Another essential benefit of utilising pull-rod suspension when designing a car for formula racing is streamlining components to not only reduce drag, but also to improve downforce. Drag as a whole is an essential area of concern for any kind of racing car, as drag plays a direct role in determining the overall performance of the vehicle, not only reducing acceleration and top speed, but also creating turbulence and instability.

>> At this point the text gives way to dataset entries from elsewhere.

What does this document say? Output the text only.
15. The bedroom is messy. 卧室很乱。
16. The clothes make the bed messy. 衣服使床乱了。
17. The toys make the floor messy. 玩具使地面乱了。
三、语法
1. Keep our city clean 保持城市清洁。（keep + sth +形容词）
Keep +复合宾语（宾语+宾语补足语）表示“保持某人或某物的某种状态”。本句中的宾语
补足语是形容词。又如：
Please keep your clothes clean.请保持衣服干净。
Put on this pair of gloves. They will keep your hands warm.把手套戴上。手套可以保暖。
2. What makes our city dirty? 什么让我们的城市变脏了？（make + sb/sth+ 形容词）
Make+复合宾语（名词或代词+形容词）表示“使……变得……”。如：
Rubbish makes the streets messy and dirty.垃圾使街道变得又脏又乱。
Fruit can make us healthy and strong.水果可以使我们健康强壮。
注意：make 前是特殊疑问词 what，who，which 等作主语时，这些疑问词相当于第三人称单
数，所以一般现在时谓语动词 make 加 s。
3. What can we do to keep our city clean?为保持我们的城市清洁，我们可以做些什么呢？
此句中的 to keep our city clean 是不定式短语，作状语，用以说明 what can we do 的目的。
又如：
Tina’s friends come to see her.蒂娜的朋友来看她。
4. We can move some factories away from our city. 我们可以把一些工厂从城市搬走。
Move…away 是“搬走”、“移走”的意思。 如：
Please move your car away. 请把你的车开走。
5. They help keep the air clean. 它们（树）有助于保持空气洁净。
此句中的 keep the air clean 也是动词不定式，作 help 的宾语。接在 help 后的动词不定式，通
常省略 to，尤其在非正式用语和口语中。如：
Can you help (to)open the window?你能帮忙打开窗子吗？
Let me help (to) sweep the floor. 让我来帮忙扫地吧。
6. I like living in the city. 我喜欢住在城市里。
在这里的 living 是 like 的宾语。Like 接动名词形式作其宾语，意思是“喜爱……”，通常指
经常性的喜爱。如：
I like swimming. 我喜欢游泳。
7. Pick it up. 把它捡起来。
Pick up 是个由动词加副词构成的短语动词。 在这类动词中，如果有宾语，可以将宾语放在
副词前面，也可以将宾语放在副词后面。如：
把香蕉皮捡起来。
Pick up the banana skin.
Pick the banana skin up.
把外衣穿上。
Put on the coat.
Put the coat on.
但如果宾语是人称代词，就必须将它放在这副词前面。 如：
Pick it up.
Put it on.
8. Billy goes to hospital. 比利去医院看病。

With a conventional suspension system, shock dampers and other similar components are positioned underneath the vehicle, disturbing air around them and reducing the efficiency with which air is moved over and around the vehicle, generating substantial drag. However, pull-rod suspension moves the entire suspension assembly away from the underside of the vehicle, greatly improving the air-flow efficiency an essential air channel. The more efficiently air can pass over and around the body of the vehicle, the more effectively that air can be channelled into the car's splitters, diffusers, and wings to produce downforce. As downforce increases, the car becomes more forcefully planted into the track, improving tire grip and, by extension, cornering and stability performance.

Finally, when designing a specialised racing car, another important area of concern is cornering ability, as the faster a car is able to maintain grip in corners, the less time is spent braking and accelerating. When cornering, the two biggest limiting factors are downforce and body-roll. Body-roll occurs when the centripetal inertia forces experienced in cornering overload the shock dampers on the outside side of the vehicle, causing the body to ‘lean’, or roll to one side. In conventional suspension designs, having the shock dampers extend perpendicularly from the body creates an increased capacity for body-roll, as forces act directly upwards into the coils. In pull-rod suspension designs, however, having the wishbones and dampers mounted transversely and in line with the body instead translates these forces longitudinally, leaving less room for body-roll and greatly improving cornering grip. This also allows the centre of gravity of the vehicle to be lowered significantly, thereby satisfying both key elements of high-speed cornering ability.

Due to these reasons, push-rod suspension sees common and widespread usage in track-focused racing leagues as its benefits extend to many aspects of the overall vehicle's performance.

== Disadvantages ==
The main disadvantages of a push-rod suspension system have to do with overall cost, practicality, and manoeuvrability in daily usage for production cars.

Road-based production cars, unlike thoroughbred race cars, have a particular focus on comfort, usability, and practicality in daily life. For this reason, push-rod suspension rarely sees usage in production cars due to its many drawbacks and compromises.

One major drawback of push-rod suspension is the cost. In production model vehicles, it is most important for the company to remain profitable, and as such, the most cost effective designs are most commonly used. Due to its simplicity, systems such as leaf springs or the MacPherson strut can be relatively cheap to design and integrate into a vehicle, and their wide usability make them a popular choice for such cars. Push-rod suspension, however, features many moving parts working together in a complex system, resulting in not only in significantly higher costs, but also higher chances of breakage.

In terms of usability for daily use, while push-rod suspension is highly effective on a maintained and smoothed track, it does little to soften impacts and forces while driving on active roads, resulting in a rough and uncomfortable ride. This is largely due to the inefficiency in using a transversely mounted shock damper to mitigate vertical forces.

Pull-rod suspension systems often incorporate a large frame that extends beyond the body of the chassis, making a vehicle with this setup significantly harder to judge the dimensions of, making manoeuvring in traffic more difficult.

As a result, pull-rod suspension outside of specialised racing cars is often seen as impractical and unliveable for daily usage, and incorporation of pull-rod suspension in road based cars is rarely seen outside of certain exotic supercars such as the Lamborghini Murciélago concept.